Source: European Commission

Europe, moving quickly compared to the rest of the world, was one of the first to get AI-related legislation out there with its somewhat recently enacted AI Act. The legislation takes a risk-based approach, meaning more powerful models will be met with more intense restrictions. 

But, as the legislation begins to come into force, there has been a lack of clarity around the ways in which its regulatory requirements translate to trackable technical benchmarks. (Lack of compliance will result in fines of $38 million or 7% of global annual turnover). 

What happened: This area is one that LatticeFlow AI, alongside research institute partners ETH Zurich and INSAIT, aims to bridge.
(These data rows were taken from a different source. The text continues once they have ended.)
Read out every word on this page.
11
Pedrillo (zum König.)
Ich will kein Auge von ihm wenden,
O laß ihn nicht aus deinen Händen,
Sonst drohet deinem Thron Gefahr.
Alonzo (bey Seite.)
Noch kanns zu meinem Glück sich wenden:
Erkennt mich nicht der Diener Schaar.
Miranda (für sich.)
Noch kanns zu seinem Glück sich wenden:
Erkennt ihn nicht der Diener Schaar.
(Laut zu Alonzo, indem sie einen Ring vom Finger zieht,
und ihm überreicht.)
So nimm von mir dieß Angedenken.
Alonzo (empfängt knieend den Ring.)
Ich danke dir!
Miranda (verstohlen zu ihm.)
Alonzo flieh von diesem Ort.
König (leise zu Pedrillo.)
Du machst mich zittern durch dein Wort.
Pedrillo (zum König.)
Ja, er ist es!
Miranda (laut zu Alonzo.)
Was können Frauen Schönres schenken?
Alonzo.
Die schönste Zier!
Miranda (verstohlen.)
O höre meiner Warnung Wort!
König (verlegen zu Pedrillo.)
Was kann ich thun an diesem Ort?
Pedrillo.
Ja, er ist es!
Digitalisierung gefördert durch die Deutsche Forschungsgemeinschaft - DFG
The group mapped the Act’s requirements into a set of 18 technical benchmarks, which in turn enables the evaluation of Large Language Models (LLMS) in the context of the EU AI Act. 

  • The team observed that, across a suite of 12 state-of-the-art models — including GPT-4, LLama and Mistral — “smaller models generally score poorly on technical robustness and safety … and almost all examined models struggle with diversity, non-discrimination and fairness.

  • They further found that, since details about training practices and training data remain obscured by the developers, none of the models are currently in compliance with the Act. 

The European Commission told Reuters: “The Commission welcomes this study and AI model evaluation platform as a first step in translating the EU AI Act into technical requirements."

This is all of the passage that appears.